The grow-your-own-food aspect of microgreens has become especially appealing and practical this year, with people trying to cut down on trips to the grocery store, Di Gioia says. “During the pandemic, a lot of people have changed their shopping habits, and many started to produce their own vegetables, including microgreens, just to avoid going to the supermarket every other day,” Di Gioia says. “Not everyone has a garden, and microgreens offer the possibility to produce fresh greens even in an apartment or the basement of a small house.”
How To Add More Microgreens To Your Diet
Microgreens are versatile and experimentation-friendly. You can use them as a fresh garnish on just about any savory dish soup, pasta, grain bowls, stir-fries, avocado toast, eggs, baked potatoes, casseroles roasted veggies, meat, or fish. Matchett’s customers love sprinkling microgreens on hot pizza, using a bunch in a salad, throwing them in a green smoothie, or using them in place of lettuce on a burger or sandwich. “Some people even go as far as to make them into a tasty pesto,” Matchett says.

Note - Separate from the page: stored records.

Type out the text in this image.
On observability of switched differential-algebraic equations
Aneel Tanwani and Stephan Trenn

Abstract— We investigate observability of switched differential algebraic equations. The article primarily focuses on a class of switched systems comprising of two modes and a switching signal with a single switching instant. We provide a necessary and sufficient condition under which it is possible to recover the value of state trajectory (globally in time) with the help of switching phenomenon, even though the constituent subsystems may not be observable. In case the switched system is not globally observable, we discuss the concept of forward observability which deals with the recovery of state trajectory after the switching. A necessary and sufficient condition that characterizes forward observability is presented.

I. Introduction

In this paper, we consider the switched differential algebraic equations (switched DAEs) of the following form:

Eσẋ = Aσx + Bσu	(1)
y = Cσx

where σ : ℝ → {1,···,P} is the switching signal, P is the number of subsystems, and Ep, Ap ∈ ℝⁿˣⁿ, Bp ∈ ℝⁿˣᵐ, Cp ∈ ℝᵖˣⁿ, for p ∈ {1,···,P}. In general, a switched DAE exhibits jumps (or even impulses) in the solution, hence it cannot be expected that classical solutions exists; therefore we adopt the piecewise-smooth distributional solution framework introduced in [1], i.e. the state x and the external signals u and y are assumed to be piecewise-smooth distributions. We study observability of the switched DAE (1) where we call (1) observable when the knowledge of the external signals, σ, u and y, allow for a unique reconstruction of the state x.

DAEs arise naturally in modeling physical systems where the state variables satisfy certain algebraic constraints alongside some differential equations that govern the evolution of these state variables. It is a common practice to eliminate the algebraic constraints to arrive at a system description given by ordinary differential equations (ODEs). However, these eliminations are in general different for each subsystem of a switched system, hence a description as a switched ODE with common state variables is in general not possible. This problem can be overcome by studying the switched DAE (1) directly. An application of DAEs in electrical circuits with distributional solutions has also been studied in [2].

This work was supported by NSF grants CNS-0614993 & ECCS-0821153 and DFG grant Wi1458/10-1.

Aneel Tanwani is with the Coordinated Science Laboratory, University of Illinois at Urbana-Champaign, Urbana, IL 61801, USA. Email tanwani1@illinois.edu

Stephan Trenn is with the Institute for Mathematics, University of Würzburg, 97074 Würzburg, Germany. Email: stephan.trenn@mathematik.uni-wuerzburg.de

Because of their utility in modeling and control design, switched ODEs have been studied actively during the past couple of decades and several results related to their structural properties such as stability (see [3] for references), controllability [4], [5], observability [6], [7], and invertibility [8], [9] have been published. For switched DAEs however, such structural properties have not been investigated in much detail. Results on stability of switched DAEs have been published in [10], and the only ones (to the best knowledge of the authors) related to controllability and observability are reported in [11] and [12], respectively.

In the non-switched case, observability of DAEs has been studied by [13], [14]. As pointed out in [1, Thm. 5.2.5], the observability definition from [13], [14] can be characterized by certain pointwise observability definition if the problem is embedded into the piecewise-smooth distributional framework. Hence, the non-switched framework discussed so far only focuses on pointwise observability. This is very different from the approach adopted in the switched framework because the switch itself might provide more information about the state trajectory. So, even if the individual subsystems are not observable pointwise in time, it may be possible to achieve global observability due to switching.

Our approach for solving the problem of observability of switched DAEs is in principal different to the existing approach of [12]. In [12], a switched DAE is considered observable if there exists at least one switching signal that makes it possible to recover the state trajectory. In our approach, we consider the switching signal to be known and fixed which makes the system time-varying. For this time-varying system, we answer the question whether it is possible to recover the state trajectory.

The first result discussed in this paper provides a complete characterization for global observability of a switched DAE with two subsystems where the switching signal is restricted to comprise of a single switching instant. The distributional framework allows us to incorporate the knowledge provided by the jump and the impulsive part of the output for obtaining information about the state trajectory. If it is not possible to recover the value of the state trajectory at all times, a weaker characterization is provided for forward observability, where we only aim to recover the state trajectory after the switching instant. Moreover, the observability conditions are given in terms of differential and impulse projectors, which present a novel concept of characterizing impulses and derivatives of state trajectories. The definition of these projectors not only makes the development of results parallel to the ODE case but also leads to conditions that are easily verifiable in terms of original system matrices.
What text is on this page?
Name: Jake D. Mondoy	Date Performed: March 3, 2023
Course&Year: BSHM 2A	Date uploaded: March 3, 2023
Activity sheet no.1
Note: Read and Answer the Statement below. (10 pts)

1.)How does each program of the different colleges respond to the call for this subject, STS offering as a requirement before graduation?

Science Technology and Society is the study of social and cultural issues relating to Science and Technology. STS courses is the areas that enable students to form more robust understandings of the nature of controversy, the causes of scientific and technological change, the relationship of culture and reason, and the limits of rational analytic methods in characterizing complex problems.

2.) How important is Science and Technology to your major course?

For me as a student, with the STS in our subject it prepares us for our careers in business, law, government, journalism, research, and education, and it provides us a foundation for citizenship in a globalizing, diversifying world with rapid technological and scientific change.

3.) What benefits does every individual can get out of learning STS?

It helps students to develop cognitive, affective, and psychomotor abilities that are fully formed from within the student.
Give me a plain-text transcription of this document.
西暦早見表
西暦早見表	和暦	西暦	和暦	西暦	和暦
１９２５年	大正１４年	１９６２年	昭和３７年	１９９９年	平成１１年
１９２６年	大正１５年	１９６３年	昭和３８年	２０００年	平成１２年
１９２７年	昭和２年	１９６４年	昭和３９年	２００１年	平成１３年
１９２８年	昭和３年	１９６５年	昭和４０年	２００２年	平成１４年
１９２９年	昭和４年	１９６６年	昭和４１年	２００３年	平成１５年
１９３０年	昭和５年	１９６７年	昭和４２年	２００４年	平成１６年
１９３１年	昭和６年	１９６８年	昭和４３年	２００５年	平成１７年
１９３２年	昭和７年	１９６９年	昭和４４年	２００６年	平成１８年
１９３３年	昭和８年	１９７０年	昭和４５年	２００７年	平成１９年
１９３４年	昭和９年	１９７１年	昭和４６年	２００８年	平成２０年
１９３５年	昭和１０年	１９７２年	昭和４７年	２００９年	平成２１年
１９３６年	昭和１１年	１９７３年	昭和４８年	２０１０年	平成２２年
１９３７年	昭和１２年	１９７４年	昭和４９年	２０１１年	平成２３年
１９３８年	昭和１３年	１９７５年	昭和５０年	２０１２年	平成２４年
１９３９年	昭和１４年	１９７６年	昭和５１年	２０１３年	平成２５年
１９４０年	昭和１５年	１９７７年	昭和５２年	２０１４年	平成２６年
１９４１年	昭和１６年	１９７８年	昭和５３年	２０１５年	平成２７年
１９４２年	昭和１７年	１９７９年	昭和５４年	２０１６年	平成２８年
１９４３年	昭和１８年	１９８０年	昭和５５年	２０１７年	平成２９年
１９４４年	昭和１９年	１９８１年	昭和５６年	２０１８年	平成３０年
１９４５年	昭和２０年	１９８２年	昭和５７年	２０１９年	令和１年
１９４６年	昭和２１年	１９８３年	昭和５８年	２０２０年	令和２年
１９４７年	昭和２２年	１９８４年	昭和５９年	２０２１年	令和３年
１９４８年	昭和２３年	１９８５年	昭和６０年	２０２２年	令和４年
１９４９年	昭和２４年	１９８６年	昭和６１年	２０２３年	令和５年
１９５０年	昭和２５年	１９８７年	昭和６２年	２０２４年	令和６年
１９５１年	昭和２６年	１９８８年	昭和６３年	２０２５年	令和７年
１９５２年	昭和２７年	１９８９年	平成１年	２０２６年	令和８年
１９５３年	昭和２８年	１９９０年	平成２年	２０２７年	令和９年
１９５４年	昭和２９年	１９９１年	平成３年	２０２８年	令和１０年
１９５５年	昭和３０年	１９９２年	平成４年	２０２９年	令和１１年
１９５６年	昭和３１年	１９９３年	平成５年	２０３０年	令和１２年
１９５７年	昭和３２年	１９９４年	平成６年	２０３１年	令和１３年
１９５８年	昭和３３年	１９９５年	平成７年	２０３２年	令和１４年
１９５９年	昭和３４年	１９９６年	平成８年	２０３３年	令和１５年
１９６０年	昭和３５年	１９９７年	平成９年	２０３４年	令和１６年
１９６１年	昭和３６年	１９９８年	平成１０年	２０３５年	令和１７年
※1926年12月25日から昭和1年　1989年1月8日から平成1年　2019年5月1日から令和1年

As for where to get your microgreens? You can buy seeds, trays, and growing mediums (typically soil mixes or fiber mats) for pretty cheap from any local gardening center or online seed seller, Matchett says. He recommends True Leaf Market for seeds and supplies (also sold via Amazon), as well as Terrafibre brand hemp grow mats ($16, Amazon). Many seed companies also sell super-convenient (although pricier) growing kits that include everything you need to get started, Di Gioia says—seed mixes, trays, growing mediums, and instructions.
Di Gioia finds Johnny Selected Seeds to be the all-around most reliable seller for quality seeds and growing kits. “They have a full catalog just for microgreens and provide information on seed quality (germinability, seed weight), days from sowing to harvest, seeding density, and taste of the specific microgreens,” he says. (If you’re going the DIY route with just seeds instead of a growing kit, check out Di Gioia’s step-by-step growing guide here.)
And if growing your own microgreens sounds like more of a pain in the butt than a fun hobby, no worries. As interest in microgreens grows, they’re becoming more widely available to consumers, Di Gioia says. You can purchase fresh microgreens from local suppliers, like farmer’s markets or urban farms (try googling “microgreens near me”), as well as, increasingly, supermarkets.
“I would just like to encourage people to try them out,” Matchett says. “Even if you are not a fan of vegetables regularly, pick up a pack from a local farmer if you can find them in your area, and add it to your favorite food. I don’t think you would be disappointed.”